About the backlash from the English-speaking community, she said their concerns were heard loud and clear.

“When they realize something is wrong, when they realize that there is something that was proposed that was wrong, they appreciate that we say it — we recognized it,” she said.

“We do a mea culpa and, when we move on, we try to fix it. That’s what we did, that’s exactly what we did.”

The PQ had asked for the stricter version of the amendment to stay and then sat by as the two other parties fought it out.

Bill 96 will go back to MNAs for a third reading and a final vote before the session ends in June. However, with the CAQ’s majority, it’s likely to pass easily, despite the Liberals’ overall opposition to it.

COLLEGE DIRECTORS WARN OF MAJOR CHANGES.

At colleges, all the back-and-forth is adding another element of confusion to what will already by a dizzying series of changes, they say.

Tuesday’s change in policy is positive, said Diane Gauvin of Dawson College, but there’s a lot left to work out, including major changes in staffing.

“It is definitely good news. Our concern was the idea that all Anglophone students would have access to education,” she said.

But requiring all students to up their French classes, one way or another, will also mean significant cuts to the school’s English faculty.

“Right now, if we had to impose it this semester, it would be 50 percent,” she said of the cuts that will be necessary.

Courses will need to be revamped, and the deadline, while a couple of years away, is coming fast considering all that work.

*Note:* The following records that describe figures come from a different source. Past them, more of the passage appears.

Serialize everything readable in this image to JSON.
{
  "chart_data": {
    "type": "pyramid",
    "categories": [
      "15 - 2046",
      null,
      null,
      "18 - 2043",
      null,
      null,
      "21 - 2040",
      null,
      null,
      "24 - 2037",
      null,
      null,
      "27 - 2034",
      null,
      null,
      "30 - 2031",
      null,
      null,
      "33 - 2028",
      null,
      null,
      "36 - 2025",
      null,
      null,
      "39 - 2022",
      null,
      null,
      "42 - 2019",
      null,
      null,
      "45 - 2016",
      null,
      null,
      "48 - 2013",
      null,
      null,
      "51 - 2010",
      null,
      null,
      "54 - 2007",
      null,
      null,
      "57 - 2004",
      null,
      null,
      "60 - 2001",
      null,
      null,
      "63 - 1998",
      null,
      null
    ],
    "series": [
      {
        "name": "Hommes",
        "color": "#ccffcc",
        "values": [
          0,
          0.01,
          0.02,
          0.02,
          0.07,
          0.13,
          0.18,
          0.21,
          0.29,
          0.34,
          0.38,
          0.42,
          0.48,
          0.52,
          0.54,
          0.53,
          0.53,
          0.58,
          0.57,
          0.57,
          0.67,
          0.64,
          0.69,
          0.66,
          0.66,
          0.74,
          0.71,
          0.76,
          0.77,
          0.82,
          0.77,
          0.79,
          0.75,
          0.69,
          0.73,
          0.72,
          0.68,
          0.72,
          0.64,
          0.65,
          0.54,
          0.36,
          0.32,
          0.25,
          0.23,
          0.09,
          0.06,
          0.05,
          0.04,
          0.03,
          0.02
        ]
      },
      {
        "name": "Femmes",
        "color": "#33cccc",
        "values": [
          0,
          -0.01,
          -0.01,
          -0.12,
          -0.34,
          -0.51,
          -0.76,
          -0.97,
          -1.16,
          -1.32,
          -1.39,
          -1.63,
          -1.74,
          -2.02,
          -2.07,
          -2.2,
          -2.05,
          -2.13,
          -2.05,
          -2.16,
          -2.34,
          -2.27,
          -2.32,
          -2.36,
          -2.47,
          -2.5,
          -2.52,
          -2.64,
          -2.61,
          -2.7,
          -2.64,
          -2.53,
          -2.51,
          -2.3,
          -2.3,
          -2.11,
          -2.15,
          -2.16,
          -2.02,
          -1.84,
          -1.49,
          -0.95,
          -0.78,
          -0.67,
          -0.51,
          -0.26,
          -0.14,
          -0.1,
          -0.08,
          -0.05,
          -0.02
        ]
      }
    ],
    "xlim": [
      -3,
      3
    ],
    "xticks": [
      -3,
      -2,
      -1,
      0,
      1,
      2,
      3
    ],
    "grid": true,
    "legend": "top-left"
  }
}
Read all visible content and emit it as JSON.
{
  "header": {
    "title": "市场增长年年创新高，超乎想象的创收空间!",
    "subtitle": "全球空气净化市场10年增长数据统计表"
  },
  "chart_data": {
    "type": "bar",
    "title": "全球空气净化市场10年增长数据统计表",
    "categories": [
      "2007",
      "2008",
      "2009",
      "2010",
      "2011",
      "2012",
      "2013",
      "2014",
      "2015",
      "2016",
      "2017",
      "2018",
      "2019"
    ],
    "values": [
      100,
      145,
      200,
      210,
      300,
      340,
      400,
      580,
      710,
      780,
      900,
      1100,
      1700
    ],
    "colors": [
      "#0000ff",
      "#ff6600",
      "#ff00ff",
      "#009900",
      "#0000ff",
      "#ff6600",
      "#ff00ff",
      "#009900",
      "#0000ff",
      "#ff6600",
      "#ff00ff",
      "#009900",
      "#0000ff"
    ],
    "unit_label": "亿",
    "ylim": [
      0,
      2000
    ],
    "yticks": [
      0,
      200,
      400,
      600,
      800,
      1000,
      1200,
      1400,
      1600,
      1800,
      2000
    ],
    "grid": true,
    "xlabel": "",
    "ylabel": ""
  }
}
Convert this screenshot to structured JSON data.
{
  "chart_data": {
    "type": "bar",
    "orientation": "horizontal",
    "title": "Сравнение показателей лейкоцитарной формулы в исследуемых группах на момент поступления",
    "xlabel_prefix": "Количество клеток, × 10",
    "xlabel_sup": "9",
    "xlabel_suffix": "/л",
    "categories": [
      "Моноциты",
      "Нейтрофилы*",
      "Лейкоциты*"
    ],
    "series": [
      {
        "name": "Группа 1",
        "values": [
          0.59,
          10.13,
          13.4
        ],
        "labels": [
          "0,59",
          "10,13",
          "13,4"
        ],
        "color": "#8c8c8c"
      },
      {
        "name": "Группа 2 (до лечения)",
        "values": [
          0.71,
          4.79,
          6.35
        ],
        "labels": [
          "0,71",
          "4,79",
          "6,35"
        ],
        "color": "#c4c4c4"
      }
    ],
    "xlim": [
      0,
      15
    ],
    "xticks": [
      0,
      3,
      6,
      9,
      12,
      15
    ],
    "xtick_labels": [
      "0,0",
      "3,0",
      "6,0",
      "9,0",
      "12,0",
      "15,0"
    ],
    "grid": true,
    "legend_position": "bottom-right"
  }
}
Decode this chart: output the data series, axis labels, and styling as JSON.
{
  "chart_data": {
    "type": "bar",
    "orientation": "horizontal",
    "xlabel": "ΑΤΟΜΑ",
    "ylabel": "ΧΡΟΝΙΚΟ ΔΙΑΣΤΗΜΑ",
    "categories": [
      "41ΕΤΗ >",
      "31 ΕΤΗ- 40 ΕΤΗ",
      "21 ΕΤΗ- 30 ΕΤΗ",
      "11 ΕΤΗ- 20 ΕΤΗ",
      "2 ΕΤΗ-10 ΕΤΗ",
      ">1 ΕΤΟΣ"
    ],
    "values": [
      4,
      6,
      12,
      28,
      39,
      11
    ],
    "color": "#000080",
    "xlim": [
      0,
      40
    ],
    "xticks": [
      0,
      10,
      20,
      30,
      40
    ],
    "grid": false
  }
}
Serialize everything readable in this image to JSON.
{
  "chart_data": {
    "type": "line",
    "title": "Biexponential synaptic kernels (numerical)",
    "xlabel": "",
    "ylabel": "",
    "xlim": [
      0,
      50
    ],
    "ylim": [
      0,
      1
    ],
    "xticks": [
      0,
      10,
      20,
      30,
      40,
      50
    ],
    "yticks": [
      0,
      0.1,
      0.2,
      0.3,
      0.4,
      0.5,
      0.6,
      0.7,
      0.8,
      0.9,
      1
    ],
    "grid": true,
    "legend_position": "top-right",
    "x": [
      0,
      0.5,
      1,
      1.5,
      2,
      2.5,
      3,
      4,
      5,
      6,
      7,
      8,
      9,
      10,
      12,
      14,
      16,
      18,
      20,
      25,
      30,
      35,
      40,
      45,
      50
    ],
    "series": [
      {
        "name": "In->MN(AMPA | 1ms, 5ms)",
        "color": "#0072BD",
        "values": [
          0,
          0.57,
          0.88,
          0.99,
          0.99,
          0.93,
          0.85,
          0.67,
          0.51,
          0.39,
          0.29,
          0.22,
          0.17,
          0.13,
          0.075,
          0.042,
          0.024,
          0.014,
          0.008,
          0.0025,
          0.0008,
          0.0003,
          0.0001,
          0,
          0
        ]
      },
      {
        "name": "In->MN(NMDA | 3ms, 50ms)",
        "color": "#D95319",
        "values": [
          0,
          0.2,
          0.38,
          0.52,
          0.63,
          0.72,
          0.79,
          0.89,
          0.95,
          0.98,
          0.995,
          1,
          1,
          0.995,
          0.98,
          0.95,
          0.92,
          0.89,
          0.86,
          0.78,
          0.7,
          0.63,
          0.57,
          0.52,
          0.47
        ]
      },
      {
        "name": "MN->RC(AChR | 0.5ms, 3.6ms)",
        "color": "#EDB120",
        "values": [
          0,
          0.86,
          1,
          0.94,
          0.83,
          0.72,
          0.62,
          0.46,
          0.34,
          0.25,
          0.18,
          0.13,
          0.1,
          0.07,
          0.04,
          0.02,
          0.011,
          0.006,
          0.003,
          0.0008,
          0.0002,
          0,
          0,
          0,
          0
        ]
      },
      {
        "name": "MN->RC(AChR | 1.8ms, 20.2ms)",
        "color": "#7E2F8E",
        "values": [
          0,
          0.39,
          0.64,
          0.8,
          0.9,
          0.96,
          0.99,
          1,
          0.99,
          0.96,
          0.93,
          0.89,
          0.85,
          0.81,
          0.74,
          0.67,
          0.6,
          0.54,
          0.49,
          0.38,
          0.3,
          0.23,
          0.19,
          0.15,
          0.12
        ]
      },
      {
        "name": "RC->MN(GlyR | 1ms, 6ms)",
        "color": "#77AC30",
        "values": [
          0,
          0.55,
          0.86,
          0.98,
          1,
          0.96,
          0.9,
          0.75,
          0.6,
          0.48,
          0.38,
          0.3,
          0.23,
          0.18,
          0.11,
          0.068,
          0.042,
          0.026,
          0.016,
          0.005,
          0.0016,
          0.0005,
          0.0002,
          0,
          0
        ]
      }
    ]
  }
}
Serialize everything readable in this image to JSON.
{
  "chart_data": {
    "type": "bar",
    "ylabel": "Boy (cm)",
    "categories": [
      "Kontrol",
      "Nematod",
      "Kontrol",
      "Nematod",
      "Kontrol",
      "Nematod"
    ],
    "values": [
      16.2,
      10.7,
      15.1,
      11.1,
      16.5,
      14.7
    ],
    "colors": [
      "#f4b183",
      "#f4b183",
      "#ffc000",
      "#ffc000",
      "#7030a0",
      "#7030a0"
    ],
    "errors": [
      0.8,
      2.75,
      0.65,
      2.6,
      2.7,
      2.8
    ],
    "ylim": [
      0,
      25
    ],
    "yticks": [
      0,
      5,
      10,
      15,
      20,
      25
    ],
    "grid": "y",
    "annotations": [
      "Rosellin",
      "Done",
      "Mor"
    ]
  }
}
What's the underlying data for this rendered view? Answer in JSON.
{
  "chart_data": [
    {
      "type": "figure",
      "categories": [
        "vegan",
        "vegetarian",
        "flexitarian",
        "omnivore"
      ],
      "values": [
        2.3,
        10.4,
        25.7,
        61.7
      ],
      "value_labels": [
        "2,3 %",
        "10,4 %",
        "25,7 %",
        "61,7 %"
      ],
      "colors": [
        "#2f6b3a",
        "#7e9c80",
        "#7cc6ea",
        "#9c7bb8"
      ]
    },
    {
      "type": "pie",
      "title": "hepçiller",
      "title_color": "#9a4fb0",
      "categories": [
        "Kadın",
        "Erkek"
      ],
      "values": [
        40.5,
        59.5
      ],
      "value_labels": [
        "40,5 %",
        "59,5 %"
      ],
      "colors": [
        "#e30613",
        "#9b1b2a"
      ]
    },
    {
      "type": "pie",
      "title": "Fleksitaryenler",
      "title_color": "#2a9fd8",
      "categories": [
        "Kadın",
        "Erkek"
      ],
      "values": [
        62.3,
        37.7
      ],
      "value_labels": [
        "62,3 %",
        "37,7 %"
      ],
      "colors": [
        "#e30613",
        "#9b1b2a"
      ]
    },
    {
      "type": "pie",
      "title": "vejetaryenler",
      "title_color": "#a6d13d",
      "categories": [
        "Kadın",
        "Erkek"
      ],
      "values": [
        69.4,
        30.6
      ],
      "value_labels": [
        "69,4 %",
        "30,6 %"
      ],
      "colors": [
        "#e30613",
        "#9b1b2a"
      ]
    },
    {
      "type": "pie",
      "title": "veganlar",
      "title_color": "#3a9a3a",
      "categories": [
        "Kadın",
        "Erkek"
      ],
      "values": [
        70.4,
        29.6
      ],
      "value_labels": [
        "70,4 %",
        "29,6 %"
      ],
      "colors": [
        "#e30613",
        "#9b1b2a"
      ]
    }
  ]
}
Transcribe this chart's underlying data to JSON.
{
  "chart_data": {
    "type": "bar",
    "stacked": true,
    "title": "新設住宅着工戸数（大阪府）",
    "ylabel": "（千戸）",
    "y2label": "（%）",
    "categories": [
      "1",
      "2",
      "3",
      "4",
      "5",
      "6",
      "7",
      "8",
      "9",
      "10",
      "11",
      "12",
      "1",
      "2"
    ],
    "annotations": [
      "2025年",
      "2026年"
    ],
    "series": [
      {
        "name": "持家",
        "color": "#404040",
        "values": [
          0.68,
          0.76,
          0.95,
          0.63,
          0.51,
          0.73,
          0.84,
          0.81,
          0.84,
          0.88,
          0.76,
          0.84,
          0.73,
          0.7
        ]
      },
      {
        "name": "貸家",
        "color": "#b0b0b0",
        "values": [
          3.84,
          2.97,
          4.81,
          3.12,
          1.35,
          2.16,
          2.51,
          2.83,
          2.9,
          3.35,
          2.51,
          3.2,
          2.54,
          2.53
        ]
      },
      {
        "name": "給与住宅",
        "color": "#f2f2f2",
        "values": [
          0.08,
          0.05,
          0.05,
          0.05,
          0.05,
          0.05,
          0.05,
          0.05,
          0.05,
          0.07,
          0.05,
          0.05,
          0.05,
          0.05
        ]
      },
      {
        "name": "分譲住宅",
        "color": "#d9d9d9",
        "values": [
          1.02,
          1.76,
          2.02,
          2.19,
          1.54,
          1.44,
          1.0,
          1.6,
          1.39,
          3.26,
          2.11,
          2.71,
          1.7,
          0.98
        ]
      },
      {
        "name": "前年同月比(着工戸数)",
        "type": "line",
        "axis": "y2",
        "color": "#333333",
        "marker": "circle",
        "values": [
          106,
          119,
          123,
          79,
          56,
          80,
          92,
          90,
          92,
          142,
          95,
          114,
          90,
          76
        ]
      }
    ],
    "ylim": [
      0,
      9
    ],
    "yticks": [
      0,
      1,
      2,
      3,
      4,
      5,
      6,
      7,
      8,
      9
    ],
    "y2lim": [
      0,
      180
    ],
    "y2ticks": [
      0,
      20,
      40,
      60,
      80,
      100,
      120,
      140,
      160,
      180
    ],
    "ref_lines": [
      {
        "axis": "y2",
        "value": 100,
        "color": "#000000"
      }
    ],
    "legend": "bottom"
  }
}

“This particular piece of the bill, we’re hearing, would be applied in 2024, which for us is essentially tomorrow,” said Christian Corno, the director general of Marianopolis Collegel.

That, in turn, has teachers worried about their careers, he said.

“Our staff are worried about losing their jobs. I have people going up to me and asking ‘am I going to be working a year from now?'” he said. “And the best thing I can say right now is: I don’t know.”

Nancy Beattie of Champlain College in Lenoxville also says that recruiting at that scale won’t be easy.

“Who’s teaching these courses?” she said. “Who’s losing their jobs, potentially?”

Then there are even bigger-picture headaches for college administrators, she said.

“There’s a whole financing question around this as well. There’s a lot of cloudiness around implementation,” she said.

“And it’s at the political level and the politicians haven’t done their homework — they don’t understand how CEGEPs work.”

This provision of Bill 96, around classes in French, also doesn’t even begin to touch the true logistical alarm-bells around the bill.

Right now, the bill still maintains what English CEGEPs say is the most damaging element of all: a cap on the number of students they can accept, kept to 2019 levels.

“Effectively this bill strangles the growth of the English institutions forever,” said Beattie.

“We’re not allowed to grow, we’re not allowed to exceed a certain capacity in the network. So that hampers our abilities to respond to our community’s needs.”

In the final weeks before the vote is held, these concerns are set to be voiced increasingly loudly, including at a protest at Dawson College on May 14.